JOSÉ TERRA
(Prozelo,
Portugal, 1828 – Paris, França, 2014)
Poeta,
filólogo, historiador, tradutor e professor catedrático
***
DECISÃO
Depois de amanhã, sim, só depois de amanhã...
ÁLVARO DE CAMPOS
Depois de depois de amanhã irei com o Álvaro de Campos para Glasgow.
A
Escócia é uns pais estranho, mas não aquela de que falam os jornais e os
professores. Não a da geografia, não essa, que diabo! vocês não podem entender
porque só têm olhos perto das mãos.
Vocês só conhecem Glasgow
como um porto de mar. Um grande porto. Enfim, com certo movimento, bastante
nevoeiro e bastante gente que fala o inglês e lê ao serão o Shakespeare.
Mas não é dessa Glasgow que eu trato. A nossa Escócia não tem longitude ou latitude, não tem gente, ou, se tem, é gente que não chega a ser, isto é, gente que tem qualquer coisa de extravagante, uma perna única, por exemplo, uma cabeça sem crânio, gente que é doida.
O Álvaro de Campos gosta muito de gente que está fora do centro de gravidade. Diz ele que isto de entrar a horas no emprego, de um tipo pôr gravata e ter de pedir licença ao porteiro, de tirar atestados de bom comportamento, - diz ele que tudo isto é muito chato, muito estúpido. E tem razão. Gosto de tipos assim. Que são do avesso. Que dormem de dia e têm a noite para viver. São formidáveis!

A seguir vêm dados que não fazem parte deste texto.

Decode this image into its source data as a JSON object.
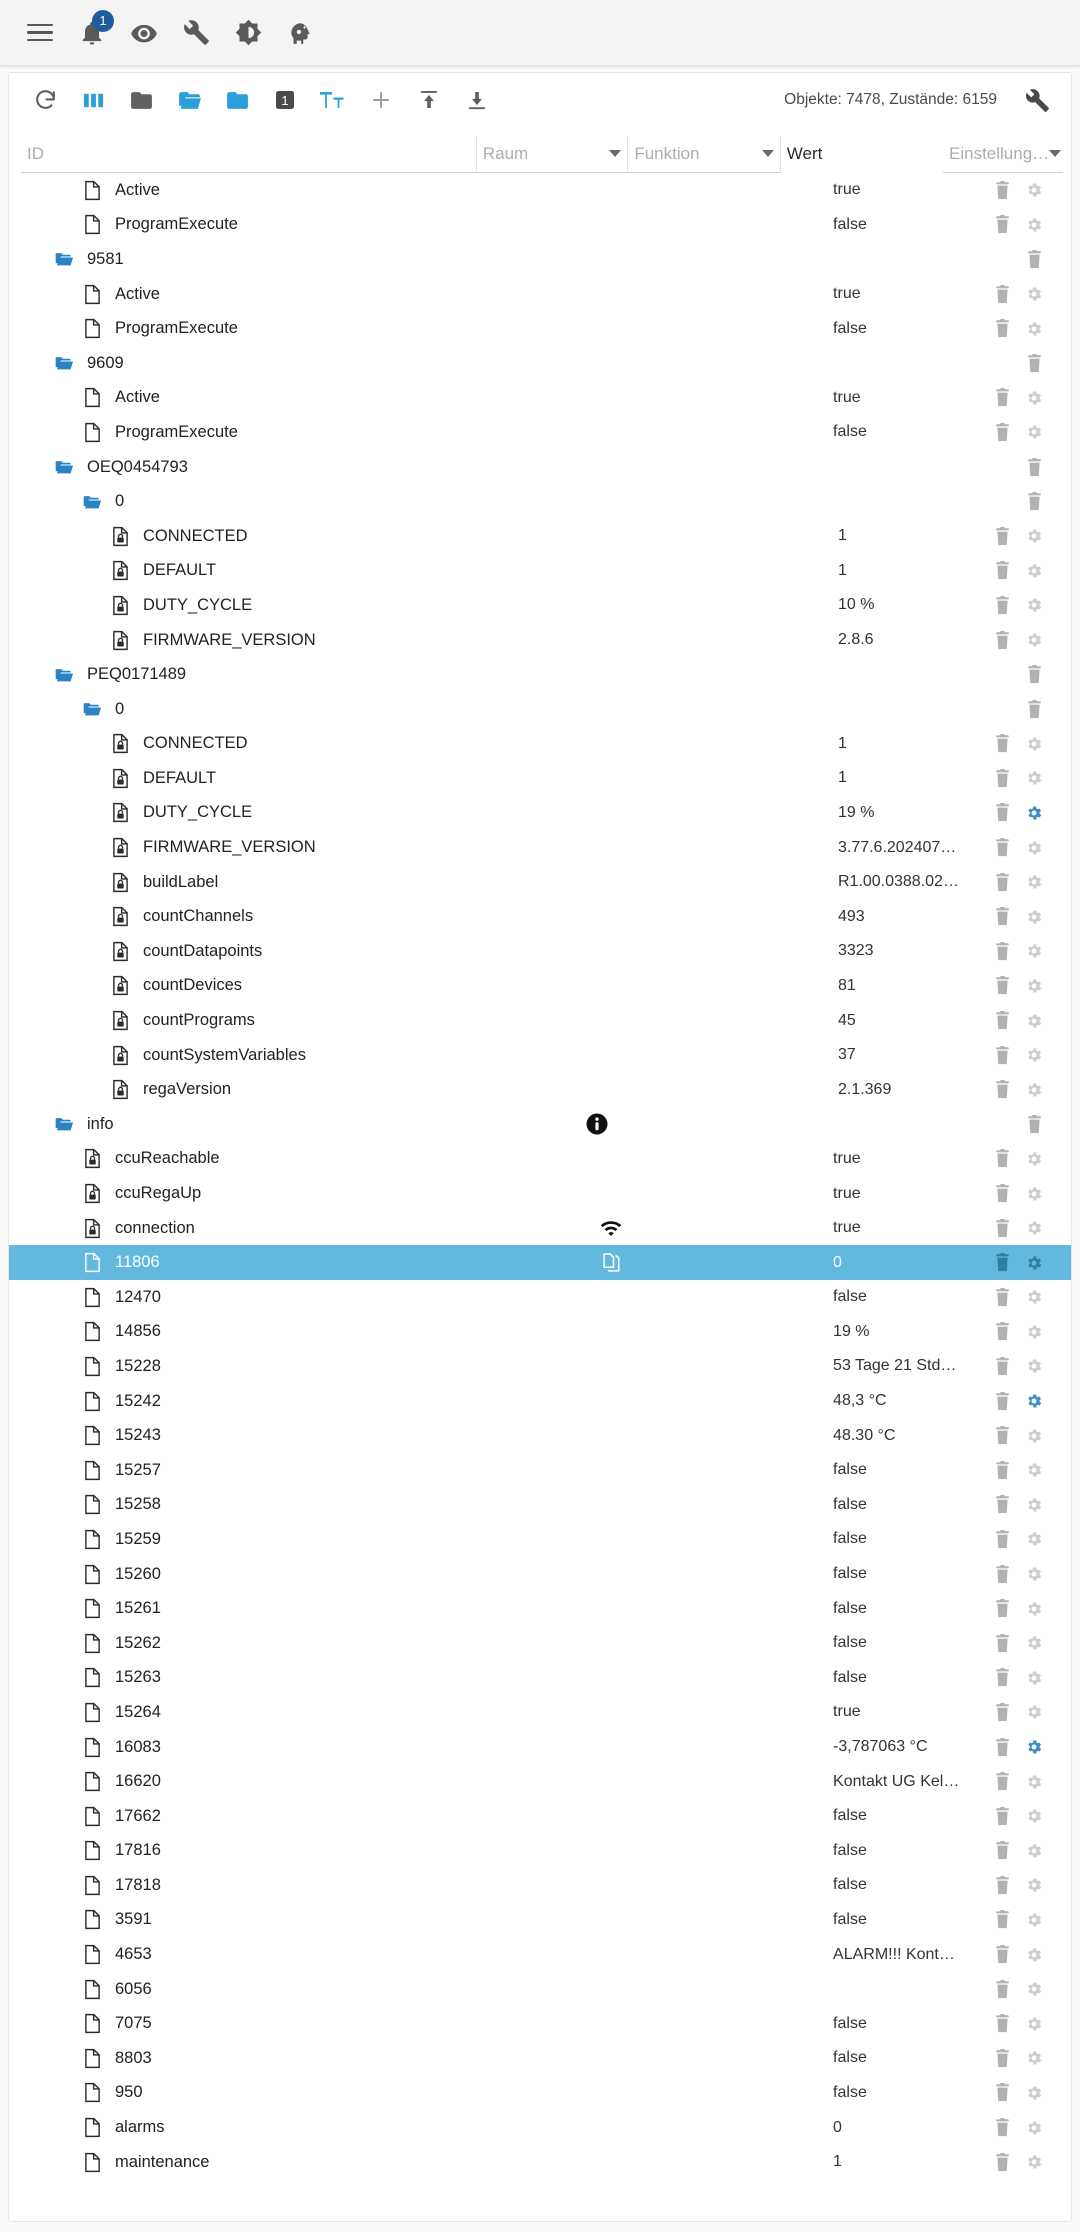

Conhecem o que vós jamais conhecereis, funcionários pontuais e certos, burocratas estúpidos, carneiros de gravata, vós que não entendeis por que é que o Álvaro quer que o Tejo corra ao contrário.
É
por isso mesmo que eu vou com o Álvaro de Campos para Glasgow. Glasgow é a
capital da Escócia. A geografia não diz, mas bolas! eu sou contra a geografia.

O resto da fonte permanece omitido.